4. AI Service Providers: IT outsourcing and consulting firms (Accenture, TCS, HCL) pivoting toward AI transformation. Some analysts call them "services as a software" companies.
Additionally, IBM spans multiple categories, offering AI infrastructure, software and services. Recent market shifts, such as disruptions from new AI players like DeepSeek, are also forcing industry leaders to rethink their strategies. Hyperscalers now suggest that agentic AI could disrupt the SaaS market, as enterprises face growing fatigue from rising licensing and consumption costs. This has fueled the rapid adoption of FinOps—a discipline aimed at optimizing and reducing AI-related spending.
Among the four key categories of AI players, I believe AI service providers are best positioned to drive enterprise AI adoption. Their advantage stems from:
• Deep Integration Across The Enterprise: They are embedded in IT operations, engineering and corporate functions.
• Industry-Specific Expertise: Their vertical service strategies are mature and well-defined.
• Platform Agnosticism: Unlike infrastructure providers or hyperscalers, they do not need to invest heavily in AI infrastructure. Instead, they can select and implement the best AI models for each use case.
• Enterprise AI Modernization Leadership: As companies seek to build agentic AI strategies, AI service providers will play a key role in assessment and modernization, something infrastructure providers, hyperscalers and AI software vendors cannot achieve alone.
• Expertise In Agentic AI: Successfully deploying agentic AI requires mastery across six key transformation levers, a capability that resides primarily with AI service providers and system integrators.
While AI service providers lead the charge, other key players—including hyperscalers, infrastructure providers and AI software vendors—can improve their competitive stance by:
• Embracing Open AI Architectures: Moving beyond their proprietary LLMs to recommend and deploy the best-fit AI models for enterprises. AWS Bedrock has already taken steps in this direction, with other hyperscalers following suit.

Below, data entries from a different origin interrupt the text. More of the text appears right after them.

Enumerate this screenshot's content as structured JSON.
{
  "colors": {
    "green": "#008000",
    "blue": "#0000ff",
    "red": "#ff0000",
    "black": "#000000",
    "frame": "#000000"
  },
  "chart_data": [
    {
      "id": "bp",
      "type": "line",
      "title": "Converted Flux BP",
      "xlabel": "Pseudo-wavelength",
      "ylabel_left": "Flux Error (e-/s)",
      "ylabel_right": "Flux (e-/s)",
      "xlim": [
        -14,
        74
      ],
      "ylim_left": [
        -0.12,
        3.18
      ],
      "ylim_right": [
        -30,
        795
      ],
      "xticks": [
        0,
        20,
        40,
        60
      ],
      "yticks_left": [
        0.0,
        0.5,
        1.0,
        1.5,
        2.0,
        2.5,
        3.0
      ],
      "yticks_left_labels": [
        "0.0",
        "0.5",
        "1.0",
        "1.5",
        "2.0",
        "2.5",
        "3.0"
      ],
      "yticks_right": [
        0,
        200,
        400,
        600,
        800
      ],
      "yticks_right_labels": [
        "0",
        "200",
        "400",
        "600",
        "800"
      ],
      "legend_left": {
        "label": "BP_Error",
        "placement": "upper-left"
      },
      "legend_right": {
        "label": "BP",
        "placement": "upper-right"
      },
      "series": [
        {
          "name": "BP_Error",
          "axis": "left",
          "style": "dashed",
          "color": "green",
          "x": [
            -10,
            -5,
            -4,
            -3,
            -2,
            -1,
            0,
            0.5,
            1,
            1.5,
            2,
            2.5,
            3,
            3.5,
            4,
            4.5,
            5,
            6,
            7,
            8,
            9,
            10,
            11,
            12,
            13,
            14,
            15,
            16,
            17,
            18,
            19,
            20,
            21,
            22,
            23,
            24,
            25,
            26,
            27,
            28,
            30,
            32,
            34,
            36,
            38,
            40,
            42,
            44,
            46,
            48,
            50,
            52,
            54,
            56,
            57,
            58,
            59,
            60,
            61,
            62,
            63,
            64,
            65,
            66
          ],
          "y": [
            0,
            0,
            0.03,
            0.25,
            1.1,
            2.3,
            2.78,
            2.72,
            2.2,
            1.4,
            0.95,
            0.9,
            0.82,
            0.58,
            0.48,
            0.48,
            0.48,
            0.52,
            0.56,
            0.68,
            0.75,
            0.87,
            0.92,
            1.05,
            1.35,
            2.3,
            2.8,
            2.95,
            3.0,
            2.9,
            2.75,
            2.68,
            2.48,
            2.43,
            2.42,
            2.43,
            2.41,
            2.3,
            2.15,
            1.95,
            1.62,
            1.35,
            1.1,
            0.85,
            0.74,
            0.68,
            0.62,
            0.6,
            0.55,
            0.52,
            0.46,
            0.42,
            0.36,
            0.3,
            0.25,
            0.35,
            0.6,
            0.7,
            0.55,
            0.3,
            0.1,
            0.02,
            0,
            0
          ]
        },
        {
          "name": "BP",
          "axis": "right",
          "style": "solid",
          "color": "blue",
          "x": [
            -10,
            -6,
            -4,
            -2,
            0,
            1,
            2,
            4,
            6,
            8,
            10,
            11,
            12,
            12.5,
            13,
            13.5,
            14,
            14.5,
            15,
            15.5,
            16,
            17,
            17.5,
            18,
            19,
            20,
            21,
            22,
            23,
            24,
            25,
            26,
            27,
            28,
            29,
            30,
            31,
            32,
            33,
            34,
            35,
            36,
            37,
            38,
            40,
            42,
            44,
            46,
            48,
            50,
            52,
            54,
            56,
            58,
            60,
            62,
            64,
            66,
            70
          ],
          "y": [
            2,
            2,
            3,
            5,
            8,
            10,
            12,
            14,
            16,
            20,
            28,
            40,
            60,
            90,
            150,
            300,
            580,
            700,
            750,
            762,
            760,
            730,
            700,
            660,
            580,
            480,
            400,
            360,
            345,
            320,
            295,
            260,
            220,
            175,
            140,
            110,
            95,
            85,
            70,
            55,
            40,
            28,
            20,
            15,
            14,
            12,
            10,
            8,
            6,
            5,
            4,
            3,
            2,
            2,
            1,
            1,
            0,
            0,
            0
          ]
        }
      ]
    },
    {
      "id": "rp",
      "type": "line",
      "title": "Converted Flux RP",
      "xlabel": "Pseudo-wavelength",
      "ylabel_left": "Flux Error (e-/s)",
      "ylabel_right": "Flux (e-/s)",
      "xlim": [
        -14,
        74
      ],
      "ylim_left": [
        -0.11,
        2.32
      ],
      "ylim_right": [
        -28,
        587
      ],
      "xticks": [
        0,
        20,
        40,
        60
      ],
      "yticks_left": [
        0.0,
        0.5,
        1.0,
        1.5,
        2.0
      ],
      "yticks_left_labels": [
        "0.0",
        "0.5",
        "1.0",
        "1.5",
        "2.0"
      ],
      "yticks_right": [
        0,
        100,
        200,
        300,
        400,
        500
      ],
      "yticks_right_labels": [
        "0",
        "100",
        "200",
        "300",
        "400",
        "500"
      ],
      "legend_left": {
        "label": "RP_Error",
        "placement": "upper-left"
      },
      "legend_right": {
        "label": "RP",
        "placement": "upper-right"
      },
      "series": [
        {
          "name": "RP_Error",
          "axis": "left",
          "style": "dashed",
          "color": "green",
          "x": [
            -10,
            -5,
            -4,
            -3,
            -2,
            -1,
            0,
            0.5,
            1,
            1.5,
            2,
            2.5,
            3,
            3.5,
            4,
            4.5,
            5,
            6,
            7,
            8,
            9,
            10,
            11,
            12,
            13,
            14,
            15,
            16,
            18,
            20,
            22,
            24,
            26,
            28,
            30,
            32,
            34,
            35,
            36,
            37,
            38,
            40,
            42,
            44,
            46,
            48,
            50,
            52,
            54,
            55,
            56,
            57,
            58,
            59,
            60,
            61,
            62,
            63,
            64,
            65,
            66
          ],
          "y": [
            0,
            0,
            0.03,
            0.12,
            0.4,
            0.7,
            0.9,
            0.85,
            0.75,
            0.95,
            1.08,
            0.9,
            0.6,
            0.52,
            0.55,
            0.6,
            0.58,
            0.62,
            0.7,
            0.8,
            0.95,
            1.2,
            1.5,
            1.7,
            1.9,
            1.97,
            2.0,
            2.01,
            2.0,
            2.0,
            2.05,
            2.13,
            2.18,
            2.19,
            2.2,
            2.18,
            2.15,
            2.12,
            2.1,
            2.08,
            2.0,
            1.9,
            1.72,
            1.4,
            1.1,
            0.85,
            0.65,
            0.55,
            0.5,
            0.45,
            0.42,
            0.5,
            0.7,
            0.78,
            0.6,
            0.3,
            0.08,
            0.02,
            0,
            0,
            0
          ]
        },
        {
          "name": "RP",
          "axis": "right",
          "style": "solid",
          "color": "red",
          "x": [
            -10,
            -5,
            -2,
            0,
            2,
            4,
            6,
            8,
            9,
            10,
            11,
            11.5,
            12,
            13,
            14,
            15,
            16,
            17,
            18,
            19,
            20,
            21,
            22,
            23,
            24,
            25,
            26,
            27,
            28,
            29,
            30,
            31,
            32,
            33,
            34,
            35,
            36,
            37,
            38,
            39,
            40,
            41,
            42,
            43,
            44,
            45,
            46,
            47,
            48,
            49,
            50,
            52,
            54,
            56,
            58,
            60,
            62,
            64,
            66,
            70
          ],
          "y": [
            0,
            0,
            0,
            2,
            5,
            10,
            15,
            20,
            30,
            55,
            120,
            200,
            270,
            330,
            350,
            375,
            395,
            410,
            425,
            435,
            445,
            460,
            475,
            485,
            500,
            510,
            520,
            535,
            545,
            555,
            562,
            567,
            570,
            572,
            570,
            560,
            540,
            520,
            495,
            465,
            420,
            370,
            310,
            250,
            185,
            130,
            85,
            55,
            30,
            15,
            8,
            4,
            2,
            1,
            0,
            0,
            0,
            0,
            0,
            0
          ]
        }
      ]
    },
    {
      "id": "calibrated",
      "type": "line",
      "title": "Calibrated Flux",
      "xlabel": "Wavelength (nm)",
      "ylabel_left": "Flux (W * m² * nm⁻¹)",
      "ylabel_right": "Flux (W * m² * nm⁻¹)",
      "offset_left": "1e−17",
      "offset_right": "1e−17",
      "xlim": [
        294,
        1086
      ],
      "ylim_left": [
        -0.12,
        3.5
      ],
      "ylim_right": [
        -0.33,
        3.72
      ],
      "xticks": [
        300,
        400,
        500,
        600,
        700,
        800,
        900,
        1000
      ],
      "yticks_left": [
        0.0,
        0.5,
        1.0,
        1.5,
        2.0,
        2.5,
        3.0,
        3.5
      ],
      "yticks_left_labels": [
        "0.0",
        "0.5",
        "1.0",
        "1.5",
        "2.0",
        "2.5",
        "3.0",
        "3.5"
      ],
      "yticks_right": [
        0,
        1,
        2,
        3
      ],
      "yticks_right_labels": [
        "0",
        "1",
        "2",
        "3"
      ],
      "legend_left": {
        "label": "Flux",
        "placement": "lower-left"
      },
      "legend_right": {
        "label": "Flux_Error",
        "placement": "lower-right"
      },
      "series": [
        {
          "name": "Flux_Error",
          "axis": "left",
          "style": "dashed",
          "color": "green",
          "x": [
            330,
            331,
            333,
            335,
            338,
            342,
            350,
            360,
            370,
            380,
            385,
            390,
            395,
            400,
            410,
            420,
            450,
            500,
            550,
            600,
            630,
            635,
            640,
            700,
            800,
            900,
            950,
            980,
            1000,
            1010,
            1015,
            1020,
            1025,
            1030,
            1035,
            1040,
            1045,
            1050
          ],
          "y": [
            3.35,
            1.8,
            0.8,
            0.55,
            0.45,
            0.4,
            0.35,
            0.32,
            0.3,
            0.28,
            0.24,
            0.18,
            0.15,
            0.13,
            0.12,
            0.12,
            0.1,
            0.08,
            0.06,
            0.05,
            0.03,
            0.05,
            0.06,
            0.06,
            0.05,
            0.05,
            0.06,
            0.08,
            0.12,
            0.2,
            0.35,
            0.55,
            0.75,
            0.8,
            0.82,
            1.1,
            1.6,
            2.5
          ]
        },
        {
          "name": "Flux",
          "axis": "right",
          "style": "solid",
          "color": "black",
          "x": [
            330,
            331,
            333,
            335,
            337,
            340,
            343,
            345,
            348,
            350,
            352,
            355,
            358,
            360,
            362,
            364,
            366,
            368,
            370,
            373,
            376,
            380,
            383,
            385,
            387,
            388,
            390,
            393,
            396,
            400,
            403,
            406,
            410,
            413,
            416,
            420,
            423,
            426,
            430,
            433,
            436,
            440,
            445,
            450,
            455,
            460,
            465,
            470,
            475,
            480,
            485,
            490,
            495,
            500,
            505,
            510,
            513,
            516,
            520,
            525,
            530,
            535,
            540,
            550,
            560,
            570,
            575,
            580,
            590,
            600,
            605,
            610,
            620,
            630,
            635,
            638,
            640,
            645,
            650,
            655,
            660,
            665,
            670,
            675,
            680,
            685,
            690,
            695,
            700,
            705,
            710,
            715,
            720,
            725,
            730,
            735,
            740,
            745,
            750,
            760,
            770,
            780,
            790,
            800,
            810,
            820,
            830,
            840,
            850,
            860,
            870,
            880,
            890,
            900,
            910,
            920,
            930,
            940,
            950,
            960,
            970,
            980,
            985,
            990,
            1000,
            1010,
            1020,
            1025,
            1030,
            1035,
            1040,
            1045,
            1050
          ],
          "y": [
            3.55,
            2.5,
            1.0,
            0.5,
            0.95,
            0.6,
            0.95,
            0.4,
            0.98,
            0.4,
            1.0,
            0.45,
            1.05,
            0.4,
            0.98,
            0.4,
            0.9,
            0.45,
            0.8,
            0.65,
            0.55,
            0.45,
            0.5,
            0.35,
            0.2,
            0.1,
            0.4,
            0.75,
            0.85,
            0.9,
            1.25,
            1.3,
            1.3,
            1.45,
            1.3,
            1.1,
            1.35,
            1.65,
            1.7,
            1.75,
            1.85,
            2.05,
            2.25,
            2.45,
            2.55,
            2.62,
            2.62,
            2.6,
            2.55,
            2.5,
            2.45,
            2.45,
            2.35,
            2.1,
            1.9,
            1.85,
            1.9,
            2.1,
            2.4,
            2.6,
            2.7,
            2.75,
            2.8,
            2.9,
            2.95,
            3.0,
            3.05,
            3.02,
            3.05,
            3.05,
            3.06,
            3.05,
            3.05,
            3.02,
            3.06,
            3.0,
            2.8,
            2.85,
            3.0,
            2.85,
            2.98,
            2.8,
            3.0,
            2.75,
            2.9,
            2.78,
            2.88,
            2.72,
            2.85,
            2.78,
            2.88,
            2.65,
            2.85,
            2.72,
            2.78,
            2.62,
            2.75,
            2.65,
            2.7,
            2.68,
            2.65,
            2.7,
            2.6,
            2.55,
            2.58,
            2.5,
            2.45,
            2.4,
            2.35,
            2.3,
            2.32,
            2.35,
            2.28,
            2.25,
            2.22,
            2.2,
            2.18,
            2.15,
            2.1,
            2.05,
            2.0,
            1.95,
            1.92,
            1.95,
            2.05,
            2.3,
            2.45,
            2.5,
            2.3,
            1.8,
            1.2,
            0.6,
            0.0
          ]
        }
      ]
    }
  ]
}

• Focusing On Business Value Over Consumption Metrics: Instead of prioritizing instance or license consumption, hyperscalers and AI software vendors must shift their focus toward enterprise-wide transformation that drives real business outcomes.
• Strengthening Partnerships With System Integrators: Large system integrators possess deep industry expertise and enterprise-level integration capabilities. Building strong alliances with them will be critical to scaling AI transformation efforts.
The DNA of agentic AI requires expertise across all six transformation levers. In the AI race, I believe the key leaders will be the firms that:
• Pivot quickly to AI transformation.
• Build robust AI capabilities and partner ecosystems.
• Move beyond traditional application development and maintenance (ADMS) and IT/cloud-managed services.
Ultimately, success in AI will belong to those who innovate, integrate and transform—not those who rely on past models of success. The future of AI-powered business will be shaped by those who fully embrace AI-driven enterprise evolution.